Mehr Gangster-Rapper-Ballade als Musikerporträt

Akin erliegt hier den Klischees des Gangster-Rappers: Goldkette und Rollkragenpulli, Lederjacke und Glatze, Schnäuzer und eine vulgäre Sprache, die Frauen jeden Respekt versagt. Fast hat man den Eindruck, als wolle der Regisseur amerikanischen Vorbildern, „Straight Outta Compton“ vielleicht, nacheifern. Doch dessen Protagonisten hatten wenigstens eine Vorstellung davon, was sie musikalisch erreichen wollten. „Rheingold“ hingegen interessiert sich auffallend wenig für die Musik und die Texte. Nie wird deutlich, was Hajabi am Rhythmus fasziniert oder welche Inhalte er transportieren will. Die Szenen, in denen er noch andere Musiker und Musikerinnen als Manager unter seine Fittiche nimmt, wirken seltsam lieblos und gestellt.

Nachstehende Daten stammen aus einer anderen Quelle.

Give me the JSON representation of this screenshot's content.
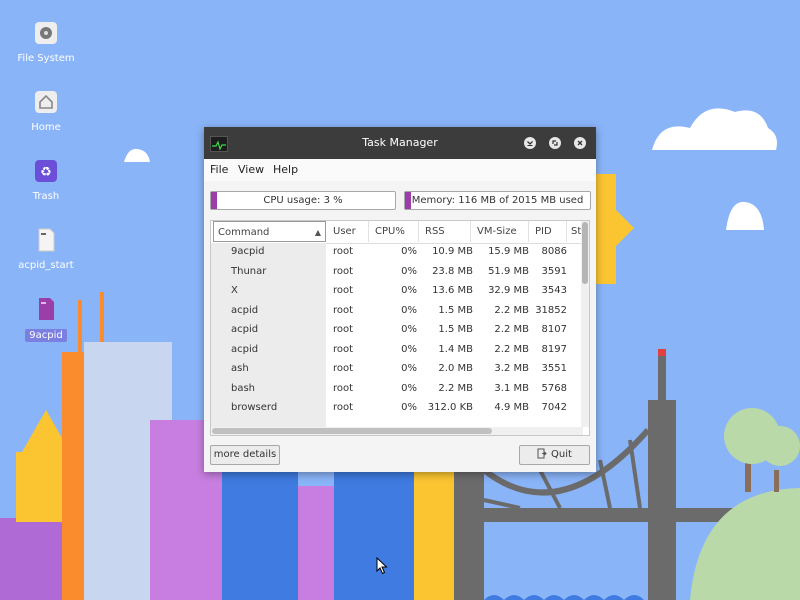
{
  "desktop": {
    "icons": [
      {
        "label": "File System",
        "icon": "hard-drive-icon"
      },
      {
        "label": "Home",
        "icon": "home-icon"
      },
      {
        "label": "Trash",
        "icon": "recycle-icon"
      },
      {
        "label": "acpid_start",
        "icon": "script-file-icon"
      },
      {
        "label": "9acpid",
        "icon": "executable-file-icon"
      }
    ]
  },
  "window": {
    "title": "Task Manager",
    "menu": [
      "File",
      "View",
      "Help"
    ],
    "cpu_label": "CPU usage: 3 %",
    "cpu_fraction": 0.03,
    "memory_label": "Memory: 116 MB of 2015 MB used",
    "memory_fraction": 0.058,
    "columns": [
      "Command",
      "User",
      "CPU%",
      "RSS",
      "VM-Size",
      "PID",
      "Sta"
    ],
    "rows": [
      {
        "cmd": "9acpid",
        "user": "root",
        "cpu": "0%",
        "rss": "10.9 MB",
        "vm": "15.9 MB",
        "pid": "8086"
      },
      {
        "cmd": "Thunar",
        "user": "root",
        "cpu": "0%",
        "rss": "23.8 MB",
        "vm": "51.9 MB",
        "pid": "3591"
      },
      {
        "cmd": "X",
        "user": "root",
        "cpu": "0%",
        "rss": "13.6 MB",
        "vm": "32.9 MB",
        "pid": "3543"
      },
      {
        "cmd": "acpid",
        "user": "root",
        "cpu": "0%",
        "rss": "1.5 MB",
        "vm": "2.2 MB",
        "pid": "31852"
      },
      {
        "cmd": "acpid",
        "user": "root",
        "cpu": "0%",
        "rss": "1.5 MB",
        "vm": "2.2 MB",
        "pid": "8107"
      },
      {
        "cmd": "acpid",
        "user": "root",
        "cpu": "0%",
        "rss": "1.4 MB",
        "vm": "2.2 MB",
        "pid": "8197"
      },
      {
        "cmd": "ash",
        "user": "root",
        "cpu": "0%",
        "rss": "2.0 MB",
        "vm": "3.2 MB",
        "pid": "3551"
      },
      {
        "cmd": "bash",
        "user": "root",
        "cpu": "0%",
        "rss": "2.2 MB",
        "vm": "3.1 MB",
        "pid": "5768"
      },
      {
        "cmd": "browserd",
        "user": "root",
        "cpu": "0%",
        "rss": "312.0 KB",
        "vm": "4.9 MB",
        "pid": "7042"
      }
    ],
    "more_details_label": "more details",
    "quit_label": "Quit"
  },
  "colors": {
    "desktop_bg": "#8ab4f8",
    "titlebar": "#3c3c3c",
    "meter_fill": "#9b3ea7",
    "selection": "#7a7fe0"
  }
}
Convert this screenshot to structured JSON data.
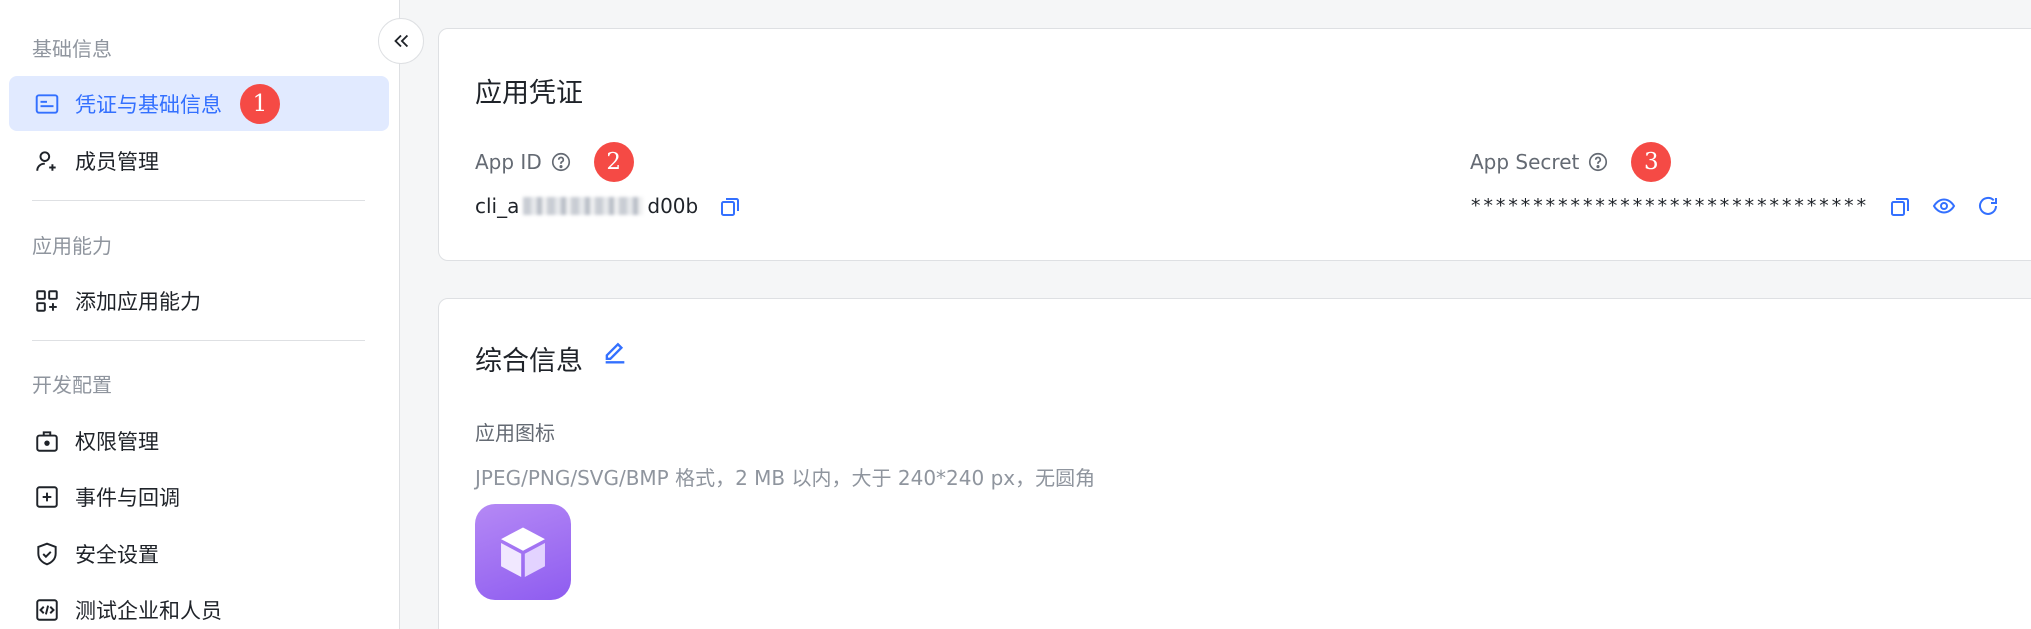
{
  "sidebar": {
    "sections": [
      {
        "title": "基础信息",
        "items": [
          {
            "label": "凭证与基础信息",
            "icon": "credential-icon",
            "active": true,
            "badge": "1"
          },
          {
            "label": "成员管理",
            "icon": "add-member-icon"
          }
        ]
      },
      {
        "title": "应用能力",
        "items": [
          {
            "label": "添加应用能力",
            "icon": "apps-add-icon"
          }
        ]
      },
      {
        "title": "开发配置",
        "items": [
          {
            "label": "权限管理",
            "icon": "permission-icon"
          },
          {
            "label": "事件与回调",
            "icon": "event-callback-icon"
          },
          {
            "label": "安全设置",
            "icon": "shield-icon"
          },
          {
            "label": "测试企业和人员",
            "icon": "code-test-icon"
          }
        ]
      }
    ],
    "collapse_icon": "double-chevron-left-icon"
  },
  "credentials": {
    "title": "应用凭证",
    "app_id": {
      "label": "App ID",
      "badge": "2",
      "value_prefix": "cli_a",
      "value_suffix": "d00b"
    },
    "app_secret": {
      "label": "App Secret",
      "badge": "3",
      "value": "********************************"
    }
  },
  "general": {
    "title": "综合信息",
    "icon_label": "应用图标",
    "icon_hint": "JPEG/PNG/SVG/BMP 格式，2 MB 以内，大于 240*240 px，无圆角"
  },
  "colors": {
    "accent": "#3370ff",
    "active_bg": "#e1eaff",
    "badge": "#f54a45",
    "app_icon": "#9b6cf2"
  }
}
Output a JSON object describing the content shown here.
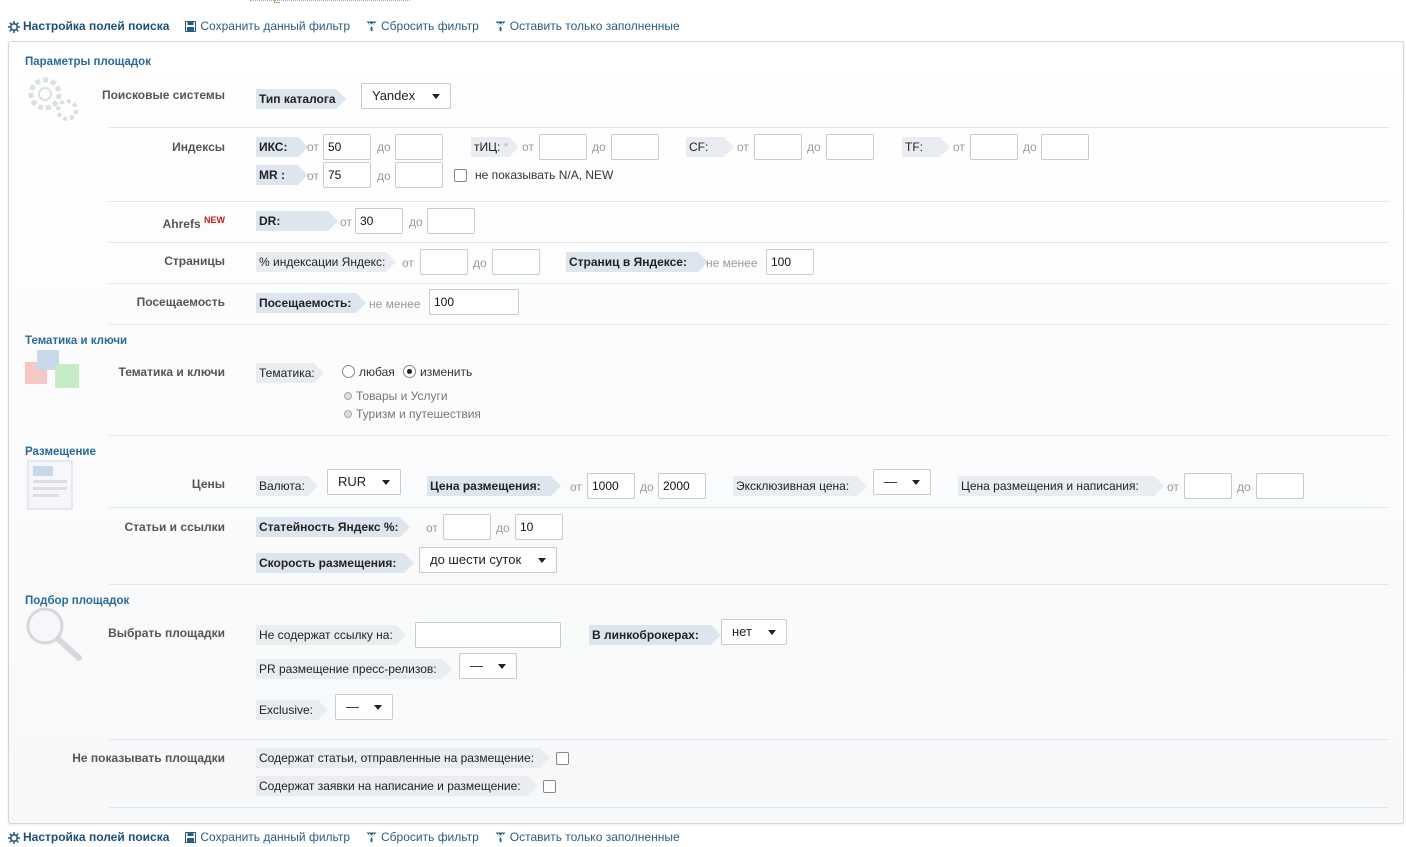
{
  "toolbar": {
    "settings": "Настройка полей поиска",
    "save": "Сохранить данный фильтр",
    "reset": "Сбросить фильтр",
    "only_filled": "Оставить только заполненные"
  },
  "sections": {
    "params": "Параметры площадок",
    "topics": "Тематика и ключи",
    "placement": "Размещение",
    "selection": "Подбор площадок"
  },
  "rows": {
    "search_engines": "Поисковые системы",
    "indexes": "Индексы",
    "ahrefs": "Ahrefs",
    "ahrefs_badge": "NEW",
    "pages": "Страницы",
    "traffic": "Посещаемость",
    "topics": "Тематика и ключи",
    "prices": "Цены",
    "articles": "Статьи и ссылки",
    "choose": "Выбрать площадки",
    "hide": "Не показывать площадки"
  },
  "words": {
    "from": "от",
    "to": "до",
    "min": "не менее"
  },
  "search": {
    "catalog_label": "Тип каталога:",
    "catalog_value": "Yandex"
  },
  "indexes": {
    "iks_label": "ИКС:",
    "iks_from": "50",
    "iks_to": "",
    "tic_label": "тИЦ:",
    "tic_star": "*",
    "tic_from": "",
    "tic_to": "",
    "cf_label": "CF:",
    "cf_from": "",
    "cf_to": "",
    "tf_label": "TF:",
    "tf_from": "",
    "tf_to": "",
    "mr_label": "MR :",
    "mr_from": "75",
    "mr_to": "",
    "hide_na_label": "не показывать N/A, NEW"
  },
  "ahrefs": {
    "dr_label": "DR:",
    "dr_from": "30",
    "dr_to": ""
  },
  "pages": {
    "idx_label": "% индексации Яндекс:",
    "idx_from": "",
    "idx_to": "",
    "yandex_pages_label": "Страниц в Яндексе:",
    "yandex_pages_min": "100"
  },
  "traffic": {
    "label": "Посещаемость:",
    "min": "100"
  },
  "topics": {
    "label": "Тематика:",
    "opt_any": "любая",
    "opt_change": "изменить",
    "selected": [
      "Товары и Услуги",
      "Туризм и путешествия"
    ]
  },
  "prices": {
    "currency_label": "Валюта:",
    "currency_value": "RUR",
    "price_label": "Цена размещения:",
    "price_from": "1000",
    "price_to": "2000",
    "exclusive_label": "Эксклюзивная цена:",
    "exclusive_value": "—",
    "write_price_label": "Цена размещения и написания:",
    "write_from": "",
    "write_to": ""
  },
  "articles": {
    "stat_label": "Статейность Яндекс %:",
    "stat_from": "",
    "stat_to": "10",
    "speed_label": "Скорость размещения:",
    "speed_value": "до шести суток"
  },
  "choose": {
    "nolink_label": "Не содержат ссылку на:",
    "nolink_value": "",
    "brokers_label": "В линкоброкерах:",
    "brokers_value": "нет",
    "pr_label": "PR размещение пресс-релизов:",
    "pr_value": "—",
    "exclusive_label": "Exclusive:",
    "exclusive_value": "—"
  },
  "hide": {
    "sent_label": "Содержат статьи, отправленные на размещение:",
    "orders_label": "Содержат заявки на написание и размещение:"
  }
}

Viel interessanter ist da die Musik des Vaters, der volkstümliche Melodien mit klassischen Kompositionen verbindet und so zu einer neuen, aufregenden Synthese findet. Das Dilemma des Films macht jene Szene deutlich, in der Hajabi seiner kleinen Tochter die kriminelle Vergangenheit erklären soll. „Das ist schon so lange her“, sagt er nur, während die Kamera anschließend über eine moderne Villa mit Pool fährt. Verbrechen lohnt sich also doch, der Schurke ist ein Held, und über Schuld lässt sich bestens schweigen.